Russia ⁠is demanding that Kyiv cede the remaining 20 percent of the eastern region of Donetsk that Moscow has failed to capture – something Kyiv refuses to do.

Trump again increased the pressure on Ukraine late on Monday.

When asked about the talks on board Air Force One, he described the negotiations as “big” and said, “Ukraine better come to the table, fast.” He did not elaborate further, saying, “That’s all I am telling you.”

The talks, which the Kremlin said will be held behind closed doors and with no media present, come after two earlier rounds held this year in Abu Dhabi. Those talks did not yield a breakthrough.

“This time, the idea is to discuss a broader range of issues, including, in fact, the main ones,” Kremlin spokesman Dmitry Peskov told reporters on Monday. “The main issues concern both the territories and everything else related to the demands we have put forward,” he said.

Ukraine, meanwhile, said Russia was unwilling to compromise and wants to keep fighting.

“Even on the eve of the trilateral meetings in Geneva, the Russian army has no orders other than to continue striking Ukraine. This speaks volumes about how Russia regards the partners’ diplomatic efforts,” Zelenskyy said in a social media post on Monday.

“Only with sufficient pressure on Russia and clear security guarantees for Ukraine can this war realistically be brought to an end,” he added.

‘Serious’ intentions

The Russia-Ukraine war has spiralled into Europe’s deadliest conflict since 1945, with tens of thousands killed, millions forced to flee their homes and many Ukrainian cities, towns and villages devastated by the fighting.

Russia occupies about one-fifth of Ukraine, including Crimea and parts of the eastern Donbas region seized before the 2022 invasion. It wants Ukrainian troops to withdraw from swaths of heavily fortified and strategic territory as part of any peace deal. Kyiv has rejected the demand, which would be politically and militarily fraught, and has instead demanded robust security guarantees from the West.

The Kremlin said the Russian delegation would be led by Vladimir Medinsky, an aide to President Vladimir Putin.

However, the fact that Ukrainian negotiators have accused Medinsky in the past of lecturing them about history as an excuse for Russia’s invasion ⁠has further lowered expectations for any significant breakthrough in Geneva.

Military intelligence chief Igor Kostyukov will also take part in the talks, while Putin’s special envoy Kirill Dmitriev will be part of a separate ⁠working group on economic issues.

Vladmir Sotnikov, a political scientist based in Moscow, said the Russian team will consist of about 20 people, many more than delegations in previous rounds of talks.

“I think the Russian intentions are serious.

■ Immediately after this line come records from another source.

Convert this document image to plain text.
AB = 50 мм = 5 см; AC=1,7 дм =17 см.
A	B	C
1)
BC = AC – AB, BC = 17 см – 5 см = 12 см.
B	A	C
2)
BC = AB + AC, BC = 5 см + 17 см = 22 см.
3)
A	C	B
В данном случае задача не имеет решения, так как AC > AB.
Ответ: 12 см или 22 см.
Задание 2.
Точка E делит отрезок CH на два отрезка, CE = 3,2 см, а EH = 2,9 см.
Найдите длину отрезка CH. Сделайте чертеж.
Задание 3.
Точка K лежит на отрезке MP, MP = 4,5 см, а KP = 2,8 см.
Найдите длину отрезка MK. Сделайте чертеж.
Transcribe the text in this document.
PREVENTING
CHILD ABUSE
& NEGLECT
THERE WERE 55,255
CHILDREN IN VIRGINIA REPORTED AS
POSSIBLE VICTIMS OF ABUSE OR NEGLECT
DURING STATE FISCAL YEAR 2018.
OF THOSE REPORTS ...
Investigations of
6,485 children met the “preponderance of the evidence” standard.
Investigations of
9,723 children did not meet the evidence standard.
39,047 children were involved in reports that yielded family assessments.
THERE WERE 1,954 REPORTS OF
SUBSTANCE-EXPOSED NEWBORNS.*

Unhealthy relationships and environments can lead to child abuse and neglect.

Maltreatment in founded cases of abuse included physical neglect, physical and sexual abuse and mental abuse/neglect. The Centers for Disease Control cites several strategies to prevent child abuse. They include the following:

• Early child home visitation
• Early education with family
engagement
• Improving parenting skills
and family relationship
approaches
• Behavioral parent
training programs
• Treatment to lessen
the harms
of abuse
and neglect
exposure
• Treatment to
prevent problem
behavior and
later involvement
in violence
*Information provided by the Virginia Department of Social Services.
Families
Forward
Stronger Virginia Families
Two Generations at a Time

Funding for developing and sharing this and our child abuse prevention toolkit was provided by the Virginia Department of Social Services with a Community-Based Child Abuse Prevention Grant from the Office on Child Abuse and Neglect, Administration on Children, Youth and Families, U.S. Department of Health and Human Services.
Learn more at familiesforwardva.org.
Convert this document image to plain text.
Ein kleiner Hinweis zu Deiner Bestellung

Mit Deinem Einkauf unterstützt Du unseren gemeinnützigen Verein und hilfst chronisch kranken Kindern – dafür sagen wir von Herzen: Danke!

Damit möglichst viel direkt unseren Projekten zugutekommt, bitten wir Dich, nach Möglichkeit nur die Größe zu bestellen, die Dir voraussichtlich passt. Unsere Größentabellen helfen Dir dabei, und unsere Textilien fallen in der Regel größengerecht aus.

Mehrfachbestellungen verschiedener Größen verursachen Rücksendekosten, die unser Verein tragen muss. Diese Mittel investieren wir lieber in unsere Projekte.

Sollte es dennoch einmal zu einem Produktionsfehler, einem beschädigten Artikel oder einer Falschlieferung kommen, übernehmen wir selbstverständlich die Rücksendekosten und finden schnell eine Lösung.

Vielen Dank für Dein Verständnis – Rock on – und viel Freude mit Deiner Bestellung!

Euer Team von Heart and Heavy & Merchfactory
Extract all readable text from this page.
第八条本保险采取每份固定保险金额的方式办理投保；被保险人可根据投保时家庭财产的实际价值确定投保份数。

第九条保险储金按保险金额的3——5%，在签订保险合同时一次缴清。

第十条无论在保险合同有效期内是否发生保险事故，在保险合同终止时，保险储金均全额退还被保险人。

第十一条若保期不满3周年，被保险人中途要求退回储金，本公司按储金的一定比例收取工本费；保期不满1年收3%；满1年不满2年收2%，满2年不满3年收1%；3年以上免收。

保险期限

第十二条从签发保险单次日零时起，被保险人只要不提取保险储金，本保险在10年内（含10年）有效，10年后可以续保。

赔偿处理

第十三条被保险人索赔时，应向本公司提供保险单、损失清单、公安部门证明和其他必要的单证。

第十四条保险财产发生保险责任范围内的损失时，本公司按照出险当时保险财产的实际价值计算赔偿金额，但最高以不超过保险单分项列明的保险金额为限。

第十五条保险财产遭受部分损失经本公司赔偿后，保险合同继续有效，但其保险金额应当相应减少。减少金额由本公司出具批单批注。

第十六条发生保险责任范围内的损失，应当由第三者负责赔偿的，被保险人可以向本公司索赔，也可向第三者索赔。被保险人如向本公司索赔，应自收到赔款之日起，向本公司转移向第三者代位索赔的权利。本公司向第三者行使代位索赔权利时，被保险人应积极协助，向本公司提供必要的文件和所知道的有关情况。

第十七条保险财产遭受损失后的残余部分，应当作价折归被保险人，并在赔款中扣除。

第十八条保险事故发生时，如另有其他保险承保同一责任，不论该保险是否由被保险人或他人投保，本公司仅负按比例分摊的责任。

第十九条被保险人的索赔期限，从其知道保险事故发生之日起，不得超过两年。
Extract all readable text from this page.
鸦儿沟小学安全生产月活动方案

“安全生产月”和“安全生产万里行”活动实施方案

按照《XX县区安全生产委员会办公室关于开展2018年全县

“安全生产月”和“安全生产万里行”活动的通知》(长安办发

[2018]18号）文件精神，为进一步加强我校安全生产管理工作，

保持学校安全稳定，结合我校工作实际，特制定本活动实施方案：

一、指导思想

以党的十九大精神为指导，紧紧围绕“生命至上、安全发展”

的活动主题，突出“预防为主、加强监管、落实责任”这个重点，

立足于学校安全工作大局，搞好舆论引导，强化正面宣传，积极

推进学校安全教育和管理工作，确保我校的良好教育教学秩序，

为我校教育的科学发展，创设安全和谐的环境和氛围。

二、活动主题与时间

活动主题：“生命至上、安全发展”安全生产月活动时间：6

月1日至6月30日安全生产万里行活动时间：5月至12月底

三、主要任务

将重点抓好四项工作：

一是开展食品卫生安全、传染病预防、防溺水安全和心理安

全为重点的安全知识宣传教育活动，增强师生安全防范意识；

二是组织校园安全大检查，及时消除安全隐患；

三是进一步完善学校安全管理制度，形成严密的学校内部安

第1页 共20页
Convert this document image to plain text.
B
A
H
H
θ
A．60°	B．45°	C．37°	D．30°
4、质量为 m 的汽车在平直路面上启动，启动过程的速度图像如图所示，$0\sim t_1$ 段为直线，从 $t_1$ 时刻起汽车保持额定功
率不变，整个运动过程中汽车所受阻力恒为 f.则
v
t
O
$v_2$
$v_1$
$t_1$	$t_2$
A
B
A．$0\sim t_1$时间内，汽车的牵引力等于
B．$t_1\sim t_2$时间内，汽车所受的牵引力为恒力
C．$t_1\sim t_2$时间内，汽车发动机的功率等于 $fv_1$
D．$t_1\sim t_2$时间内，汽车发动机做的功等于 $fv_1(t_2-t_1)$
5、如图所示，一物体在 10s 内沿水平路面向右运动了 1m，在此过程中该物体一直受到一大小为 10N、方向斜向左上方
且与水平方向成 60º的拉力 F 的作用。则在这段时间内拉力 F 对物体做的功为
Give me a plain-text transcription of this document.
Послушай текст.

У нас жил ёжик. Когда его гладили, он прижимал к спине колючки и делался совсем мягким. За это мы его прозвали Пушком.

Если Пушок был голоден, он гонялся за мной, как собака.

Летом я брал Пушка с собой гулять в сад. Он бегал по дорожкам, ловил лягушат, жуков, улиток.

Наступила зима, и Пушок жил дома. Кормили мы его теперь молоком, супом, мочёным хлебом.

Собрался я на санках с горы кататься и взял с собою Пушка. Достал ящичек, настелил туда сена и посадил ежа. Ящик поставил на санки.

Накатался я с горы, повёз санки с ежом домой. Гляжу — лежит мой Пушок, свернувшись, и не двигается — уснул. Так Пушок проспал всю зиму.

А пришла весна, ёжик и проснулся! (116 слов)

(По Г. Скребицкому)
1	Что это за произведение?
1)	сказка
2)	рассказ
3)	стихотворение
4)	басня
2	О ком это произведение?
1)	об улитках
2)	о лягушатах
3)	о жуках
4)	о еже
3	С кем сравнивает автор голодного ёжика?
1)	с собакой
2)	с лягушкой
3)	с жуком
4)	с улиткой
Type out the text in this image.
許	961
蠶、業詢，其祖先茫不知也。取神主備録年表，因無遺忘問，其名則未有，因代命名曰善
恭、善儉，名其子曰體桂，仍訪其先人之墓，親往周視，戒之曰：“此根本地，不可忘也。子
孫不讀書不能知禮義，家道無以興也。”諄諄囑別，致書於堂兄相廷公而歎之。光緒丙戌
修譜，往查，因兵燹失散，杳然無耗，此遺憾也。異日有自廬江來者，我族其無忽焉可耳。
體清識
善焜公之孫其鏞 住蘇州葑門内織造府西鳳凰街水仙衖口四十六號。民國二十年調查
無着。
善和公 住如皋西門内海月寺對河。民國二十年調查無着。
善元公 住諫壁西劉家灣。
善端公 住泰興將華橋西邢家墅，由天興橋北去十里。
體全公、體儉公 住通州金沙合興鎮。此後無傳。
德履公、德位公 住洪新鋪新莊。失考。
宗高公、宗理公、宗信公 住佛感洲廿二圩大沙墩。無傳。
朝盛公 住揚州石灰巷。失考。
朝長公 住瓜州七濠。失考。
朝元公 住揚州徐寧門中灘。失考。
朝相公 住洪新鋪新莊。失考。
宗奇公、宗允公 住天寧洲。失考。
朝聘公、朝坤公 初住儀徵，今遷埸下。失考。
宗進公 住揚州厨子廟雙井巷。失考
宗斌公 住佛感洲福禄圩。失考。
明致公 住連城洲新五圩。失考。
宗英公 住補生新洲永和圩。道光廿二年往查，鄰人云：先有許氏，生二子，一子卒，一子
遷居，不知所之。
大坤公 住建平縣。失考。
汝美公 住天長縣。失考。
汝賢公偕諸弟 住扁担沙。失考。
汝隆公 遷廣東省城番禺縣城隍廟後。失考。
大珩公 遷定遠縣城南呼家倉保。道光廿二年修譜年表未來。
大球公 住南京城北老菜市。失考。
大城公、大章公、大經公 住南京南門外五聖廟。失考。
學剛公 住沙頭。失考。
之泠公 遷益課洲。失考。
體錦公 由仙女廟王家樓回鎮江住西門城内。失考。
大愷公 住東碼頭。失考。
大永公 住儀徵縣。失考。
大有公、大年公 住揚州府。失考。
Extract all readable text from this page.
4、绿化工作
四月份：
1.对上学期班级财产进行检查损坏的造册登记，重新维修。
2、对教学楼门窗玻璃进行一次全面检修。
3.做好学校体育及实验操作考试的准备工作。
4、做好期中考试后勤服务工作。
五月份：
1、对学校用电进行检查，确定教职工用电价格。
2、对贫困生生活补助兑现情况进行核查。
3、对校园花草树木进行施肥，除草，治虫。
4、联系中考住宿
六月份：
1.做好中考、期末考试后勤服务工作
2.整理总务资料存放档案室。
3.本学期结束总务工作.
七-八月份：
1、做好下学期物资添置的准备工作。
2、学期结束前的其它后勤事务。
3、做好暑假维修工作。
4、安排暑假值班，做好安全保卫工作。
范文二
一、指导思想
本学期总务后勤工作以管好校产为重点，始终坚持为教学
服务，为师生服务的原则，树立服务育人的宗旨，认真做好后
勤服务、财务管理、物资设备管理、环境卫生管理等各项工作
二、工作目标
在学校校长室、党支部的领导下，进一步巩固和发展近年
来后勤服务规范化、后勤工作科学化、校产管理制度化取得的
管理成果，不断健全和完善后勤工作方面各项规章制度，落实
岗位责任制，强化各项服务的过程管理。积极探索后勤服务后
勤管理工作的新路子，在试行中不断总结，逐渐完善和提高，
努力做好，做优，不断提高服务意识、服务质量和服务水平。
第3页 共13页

Because you know, the situation here in Russia is that ordinary people are just tired of this war,” he told Al Jazeera.

Kyiv’s delegation will be led by Rustem Umerov, the secretary of Ukraine’s national security and defence council, and Zelenskyy’s chief of staff, Kyrylo Budanov. Senior presidential aide Serhiy Kyslytsya will ‌also be present.

Before the delegation left for Geneva, Umerov said Ukraine’s goal of “a sustainable and lasting peace” remained unchanged.

As well as land, Russia and Ukraine also remain far apart on issues such as who should control the Zaporizhzhia nuclear power plant and the ‌possible ‌role of Western troops in post-war Ukraine.

US envoys Steve Witkoff and Jared Kushner will represent the Trump administration at the talks, according to the Reuters news agency. They are also attending talks in Geneva this week with Iran.